We'd been planning to take James' mom out for lunch, but she preferred to relax, so we sent out for Chinese food and watched some of those "cold case" type shows and also the movie Sphere (God, what a dumb movie—so they meet this alien that can manifest all their dreams and all they do is call up their fears so they join hands and send it away? gah...). She loves to read so we brought her some books. She and my sister-in-law had just been to a used book sale, so they have lots to read now!

We had come in through the usual exit, down the 247 extension to Watson Boulevard only to find that the city limits of Warner Robins now extend to the freeway. Watson at that end used to be scrubland and peach orchards, but now there is one superannuated, abandoned peach grove left and businesses creeping down the road. They have a Hobby Lobby out there now, and even a Bruster's and are clearing more land for either another retail center or an apartment complex. The traffic was so bad coming in that we decided to go out "through the back." Richard B. Russell Parkway used to end at Houston Lake Road, but now it goes all the way out to the freeway. There's some businesses on it, including the ubiquitous CVS, but it was a nice drive that way.

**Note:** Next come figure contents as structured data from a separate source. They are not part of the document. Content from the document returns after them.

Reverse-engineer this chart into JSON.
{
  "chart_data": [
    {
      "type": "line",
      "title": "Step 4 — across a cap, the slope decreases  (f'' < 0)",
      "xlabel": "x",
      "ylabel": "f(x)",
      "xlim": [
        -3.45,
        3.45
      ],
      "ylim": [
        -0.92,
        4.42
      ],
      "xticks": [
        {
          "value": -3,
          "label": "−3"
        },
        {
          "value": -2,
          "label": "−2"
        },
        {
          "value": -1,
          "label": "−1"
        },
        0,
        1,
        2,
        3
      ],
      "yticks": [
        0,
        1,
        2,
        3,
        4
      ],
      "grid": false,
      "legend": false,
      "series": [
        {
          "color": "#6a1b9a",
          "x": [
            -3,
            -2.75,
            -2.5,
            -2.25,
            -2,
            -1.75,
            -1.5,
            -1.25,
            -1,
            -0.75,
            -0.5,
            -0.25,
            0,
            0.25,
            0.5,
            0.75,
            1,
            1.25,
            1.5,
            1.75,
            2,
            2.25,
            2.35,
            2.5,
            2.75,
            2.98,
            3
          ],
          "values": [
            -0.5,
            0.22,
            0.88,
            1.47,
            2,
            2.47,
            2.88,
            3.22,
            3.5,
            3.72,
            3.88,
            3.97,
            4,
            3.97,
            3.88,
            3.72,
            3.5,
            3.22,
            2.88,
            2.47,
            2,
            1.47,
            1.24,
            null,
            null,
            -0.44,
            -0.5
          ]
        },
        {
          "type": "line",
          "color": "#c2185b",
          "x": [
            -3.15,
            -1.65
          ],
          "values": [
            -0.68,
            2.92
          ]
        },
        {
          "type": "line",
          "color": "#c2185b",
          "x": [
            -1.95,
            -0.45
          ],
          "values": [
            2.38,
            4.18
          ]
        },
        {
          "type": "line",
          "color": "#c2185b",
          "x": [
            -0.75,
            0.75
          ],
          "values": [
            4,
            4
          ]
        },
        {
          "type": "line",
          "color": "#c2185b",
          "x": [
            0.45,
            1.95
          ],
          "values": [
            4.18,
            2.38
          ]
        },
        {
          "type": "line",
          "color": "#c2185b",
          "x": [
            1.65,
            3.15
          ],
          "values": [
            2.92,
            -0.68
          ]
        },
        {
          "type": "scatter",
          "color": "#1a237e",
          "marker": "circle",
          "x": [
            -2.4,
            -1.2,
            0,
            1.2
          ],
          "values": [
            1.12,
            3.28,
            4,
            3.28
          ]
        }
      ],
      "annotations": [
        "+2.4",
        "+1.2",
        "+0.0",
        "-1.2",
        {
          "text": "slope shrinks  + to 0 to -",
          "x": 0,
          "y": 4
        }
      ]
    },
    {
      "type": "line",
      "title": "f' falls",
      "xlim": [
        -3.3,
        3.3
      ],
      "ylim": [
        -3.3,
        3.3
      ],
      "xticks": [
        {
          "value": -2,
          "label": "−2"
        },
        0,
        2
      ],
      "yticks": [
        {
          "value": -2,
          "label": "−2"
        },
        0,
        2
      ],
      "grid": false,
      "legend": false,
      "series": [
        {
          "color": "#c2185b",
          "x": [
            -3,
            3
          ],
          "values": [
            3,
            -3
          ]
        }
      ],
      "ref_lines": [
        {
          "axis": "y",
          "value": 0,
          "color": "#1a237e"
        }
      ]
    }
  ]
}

We got home just after seven and spent the rest of the night relaxing and finally watching the first two stories of The Sarah Jane Adventures. This is the children's spin-off of Doctor Who (since Who, originally conceived as a children's show, no longer is) centering around companion Sarah Jane Smith, a journalist. When Maria and her dad move into the house across the street (Maria's ditzy mom, who keeps showing up, ran off with a judo instructor, so her parents are divorced), Maria happens to see Sarah Jane speaking with an alien. Yadda yadda and she gets involved with aliens trying to take over the world through a "fizzy drink" company and also the return of the Slitheen.

Definitely this is for children and the background music is really drippy. Otherwise, I enjoyed it. It's not like the stuff they have for kids here, which might as well have a big "this is the lesson of the episode" pasted on every frame of the story, or these dumb crockily-drawn animated series we keep stumbling over. I never thought I'd long for the high art of Hanna-Barbera or the sparkling scripts of the Lippy the Lion! I also loved the photos up in Sarah Jane's lair of Harry Sullivan and the Brigadier, and her musing over names for her new adopted son like "Harry" and "Alistair." (She finally names him "Luke." Did I forget something? Who was Luke?)